Permettez-moi d'abord de me présenter. Je suis
Étienne Blais, criminologue et professeur agrégé à l'École de criminologie de l'Université de Montréal. J'ai été embauché en raison de mon expertise dans les domaines des méthodes de recherche et de la prévention du crime.
Depuis mon entrée en fonction, en 2006, j'ai développé un programme de recherche sur la prévention des crimes et traumatismes liés aux armes à feu. Depuis le début de ma carrière, j'ai eu l'occasion de publier plusieurs articles avec comité de pairs et de donner plusieurs conférences sur la question du contrôle des armes à feu au Canada.
Avant de présenter ma position sur le projet de loi C-19, j'aimerais rappeler que la problématique des blessés par armes à feu va bien au-delà de celle de la criminalité, voire des violences associées aux groupes criminels.
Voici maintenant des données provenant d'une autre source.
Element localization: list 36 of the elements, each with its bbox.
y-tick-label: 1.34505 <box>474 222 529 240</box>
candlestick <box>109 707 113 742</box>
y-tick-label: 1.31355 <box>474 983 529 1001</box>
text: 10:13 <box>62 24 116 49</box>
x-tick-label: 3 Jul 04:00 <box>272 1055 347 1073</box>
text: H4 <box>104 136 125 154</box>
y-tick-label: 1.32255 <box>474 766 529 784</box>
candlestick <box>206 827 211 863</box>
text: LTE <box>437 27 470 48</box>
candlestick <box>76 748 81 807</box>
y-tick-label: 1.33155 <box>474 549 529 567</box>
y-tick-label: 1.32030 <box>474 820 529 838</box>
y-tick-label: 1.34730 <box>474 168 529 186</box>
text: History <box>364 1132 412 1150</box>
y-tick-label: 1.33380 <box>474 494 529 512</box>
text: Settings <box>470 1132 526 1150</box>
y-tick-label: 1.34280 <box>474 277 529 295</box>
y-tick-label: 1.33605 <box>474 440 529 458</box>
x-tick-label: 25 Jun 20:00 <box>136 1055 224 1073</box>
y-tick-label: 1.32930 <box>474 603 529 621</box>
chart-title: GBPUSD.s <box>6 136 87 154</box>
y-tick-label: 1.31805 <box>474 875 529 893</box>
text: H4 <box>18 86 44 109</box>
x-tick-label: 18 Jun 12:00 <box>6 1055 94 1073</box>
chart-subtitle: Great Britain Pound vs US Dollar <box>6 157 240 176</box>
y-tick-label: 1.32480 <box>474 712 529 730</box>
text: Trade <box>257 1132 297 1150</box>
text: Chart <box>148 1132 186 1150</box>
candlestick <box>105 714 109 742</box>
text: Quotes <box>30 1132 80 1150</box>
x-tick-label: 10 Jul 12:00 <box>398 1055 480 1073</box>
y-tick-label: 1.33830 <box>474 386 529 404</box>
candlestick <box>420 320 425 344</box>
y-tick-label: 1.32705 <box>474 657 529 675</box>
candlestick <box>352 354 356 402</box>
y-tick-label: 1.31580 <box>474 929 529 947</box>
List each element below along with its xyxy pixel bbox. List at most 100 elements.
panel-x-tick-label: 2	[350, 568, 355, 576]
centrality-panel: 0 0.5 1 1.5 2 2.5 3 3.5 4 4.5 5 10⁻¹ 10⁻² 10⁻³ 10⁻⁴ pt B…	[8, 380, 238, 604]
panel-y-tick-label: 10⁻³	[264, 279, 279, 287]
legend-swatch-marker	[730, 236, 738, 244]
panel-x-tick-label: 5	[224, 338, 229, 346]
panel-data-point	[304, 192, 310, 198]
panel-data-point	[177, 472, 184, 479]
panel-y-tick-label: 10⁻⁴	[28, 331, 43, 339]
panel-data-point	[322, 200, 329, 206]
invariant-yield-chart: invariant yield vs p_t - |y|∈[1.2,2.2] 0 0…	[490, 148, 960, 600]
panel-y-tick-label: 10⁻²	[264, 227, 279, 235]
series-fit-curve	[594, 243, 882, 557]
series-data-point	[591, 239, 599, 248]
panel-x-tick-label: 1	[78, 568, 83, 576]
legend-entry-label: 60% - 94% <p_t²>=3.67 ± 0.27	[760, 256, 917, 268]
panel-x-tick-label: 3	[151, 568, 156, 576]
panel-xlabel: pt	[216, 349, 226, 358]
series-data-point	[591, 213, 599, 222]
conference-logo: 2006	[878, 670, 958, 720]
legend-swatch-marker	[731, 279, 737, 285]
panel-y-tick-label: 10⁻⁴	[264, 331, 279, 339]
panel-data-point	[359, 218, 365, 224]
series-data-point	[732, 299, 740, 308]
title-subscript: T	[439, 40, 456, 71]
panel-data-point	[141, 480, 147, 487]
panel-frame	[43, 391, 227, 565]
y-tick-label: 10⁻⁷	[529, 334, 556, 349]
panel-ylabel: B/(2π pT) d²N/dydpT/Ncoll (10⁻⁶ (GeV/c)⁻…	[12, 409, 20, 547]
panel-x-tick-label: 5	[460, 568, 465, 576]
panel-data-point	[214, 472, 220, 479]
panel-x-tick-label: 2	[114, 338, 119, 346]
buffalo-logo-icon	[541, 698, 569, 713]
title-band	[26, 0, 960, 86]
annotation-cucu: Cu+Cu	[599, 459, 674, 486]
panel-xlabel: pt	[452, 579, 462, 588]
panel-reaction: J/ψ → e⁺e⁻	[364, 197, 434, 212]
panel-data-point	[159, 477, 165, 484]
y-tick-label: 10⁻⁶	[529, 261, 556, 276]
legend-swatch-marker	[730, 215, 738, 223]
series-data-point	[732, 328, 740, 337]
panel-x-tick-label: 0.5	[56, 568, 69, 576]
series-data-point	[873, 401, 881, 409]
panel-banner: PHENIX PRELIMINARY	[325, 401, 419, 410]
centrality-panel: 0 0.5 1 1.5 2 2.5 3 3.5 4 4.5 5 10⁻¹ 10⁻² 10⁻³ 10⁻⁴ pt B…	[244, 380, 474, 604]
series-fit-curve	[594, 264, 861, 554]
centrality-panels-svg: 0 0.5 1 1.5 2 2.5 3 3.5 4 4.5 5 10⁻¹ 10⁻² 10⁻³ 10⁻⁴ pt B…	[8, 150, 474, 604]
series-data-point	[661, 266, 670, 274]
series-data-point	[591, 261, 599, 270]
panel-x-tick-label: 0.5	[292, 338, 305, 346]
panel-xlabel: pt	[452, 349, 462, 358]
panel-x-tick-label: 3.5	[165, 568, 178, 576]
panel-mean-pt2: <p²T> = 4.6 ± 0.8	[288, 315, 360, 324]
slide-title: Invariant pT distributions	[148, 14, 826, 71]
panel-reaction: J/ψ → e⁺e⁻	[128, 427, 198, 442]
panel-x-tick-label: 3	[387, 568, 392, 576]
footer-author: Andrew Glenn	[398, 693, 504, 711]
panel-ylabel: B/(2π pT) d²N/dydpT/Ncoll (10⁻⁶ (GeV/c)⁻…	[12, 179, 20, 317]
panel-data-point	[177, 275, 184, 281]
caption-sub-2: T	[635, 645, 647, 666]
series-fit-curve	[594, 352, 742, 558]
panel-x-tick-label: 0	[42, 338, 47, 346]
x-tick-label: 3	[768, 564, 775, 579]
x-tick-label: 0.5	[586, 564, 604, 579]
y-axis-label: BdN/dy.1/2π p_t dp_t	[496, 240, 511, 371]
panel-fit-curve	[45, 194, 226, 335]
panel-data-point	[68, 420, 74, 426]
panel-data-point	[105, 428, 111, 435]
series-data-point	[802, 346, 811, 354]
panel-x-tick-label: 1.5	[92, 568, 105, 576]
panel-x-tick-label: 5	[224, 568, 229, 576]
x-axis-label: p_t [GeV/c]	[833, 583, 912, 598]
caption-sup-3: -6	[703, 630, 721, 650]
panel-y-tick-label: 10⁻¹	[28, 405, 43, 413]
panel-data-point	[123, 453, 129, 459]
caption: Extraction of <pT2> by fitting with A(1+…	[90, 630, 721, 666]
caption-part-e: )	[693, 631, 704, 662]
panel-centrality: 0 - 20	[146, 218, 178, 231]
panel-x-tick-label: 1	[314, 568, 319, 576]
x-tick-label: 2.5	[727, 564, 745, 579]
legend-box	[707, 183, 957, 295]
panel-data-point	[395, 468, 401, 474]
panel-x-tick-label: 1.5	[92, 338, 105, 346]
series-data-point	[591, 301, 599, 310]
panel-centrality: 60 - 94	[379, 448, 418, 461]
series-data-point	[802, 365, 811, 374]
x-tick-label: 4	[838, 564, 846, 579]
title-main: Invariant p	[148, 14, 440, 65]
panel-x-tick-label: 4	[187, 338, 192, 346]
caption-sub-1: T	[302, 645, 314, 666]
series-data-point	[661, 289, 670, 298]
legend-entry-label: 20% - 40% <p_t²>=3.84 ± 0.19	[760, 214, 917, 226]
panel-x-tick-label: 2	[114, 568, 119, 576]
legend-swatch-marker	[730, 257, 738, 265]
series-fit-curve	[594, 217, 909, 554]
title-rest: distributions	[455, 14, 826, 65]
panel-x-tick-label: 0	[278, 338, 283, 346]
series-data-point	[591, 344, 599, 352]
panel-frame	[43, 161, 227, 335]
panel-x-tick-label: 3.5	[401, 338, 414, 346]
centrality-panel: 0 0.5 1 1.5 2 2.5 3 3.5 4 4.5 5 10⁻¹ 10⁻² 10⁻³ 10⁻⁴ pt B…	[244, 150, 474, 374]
Sur les quelque 800 décès annuels que l'on associe aux armes à feu, 75 p. 100 sont des suicides. De plus, environ 85 p. 100 des suicides par arme à feu impliquent des armes longues. Dans bien des cas, les suicides impliquent des personnes souffrant de troubles mentaux ou qui se trouvent en situation de crise momentanée.
Les suicides sont bien souvent commis au domicile de la victime. Plusieurs études démontrent que l'accès à une arme à feu au domicile augmente le risque de suicide en général. C'est également le cas des homicides commis entre conjoints. La présence d'une arme à feu au domicile augmente le risque d'homicide conjugal. Dans ces cas d'homicides et de suicides, l'arme à feu représente le facilitateur parfait qui permet d'actualiser les pensées suicidaires ou homicidaires. C'est d'ailleurs dans l'optique de prévenir ces suicides et homicides que s'inscrivent certaines des dispositions de la loi C-68, Loi concernant les armes à feu et certaines autres armes, et ses règlements, notamment lorsqu'on parle d'aviser l'actuel conjoint ou le conjoint des deux dernières années de l'intention d'achat du conjoint ou de l'ex-conjoint et de l'enregistrement de toutes les armes à feu.
Dans le cadre de mes recherches, je me suis justement intéressé à l'effet de ces lois sur les taux d'homicides et de suicides. Les résultats de mes études ont été publiés dans des revues, avec comités de pairs, ou présentés lors de conférences scientifiques, également avec comités de pairs. Dans l'une de ces études, mes collègues et moi avons évalué l'effet des lois C-51, C-17 et C-68 sur les taux d'homicides et de suicides au Canada entre 1974 et 2004.
Tout d'abord, nos résultats démontrent que l'adoption de la loi C-68 fut associée à une baisse significative des homicides commis par arme à feu, et plus précisément les homicides impliquant des armes longues. Cette baisse varie entre 5 p. 100 et 10 p. 100, selon les provinces. En nombre, cela correspond à la prévention d'environ 50 homicides par année au Canada.
L'effet préventif de la loi est d'autant plus probable que la baisse des homicides par arme longue n'est pas compensée par une hausse des homicides commis par d'autres méthodes. De surcroît, cette baisse s'observe uniquement pour les homicides commis par arme longue. Les homicides commis à l'aide d'autres armes, tels les couteaux et les objets contondants, ne bougent pas.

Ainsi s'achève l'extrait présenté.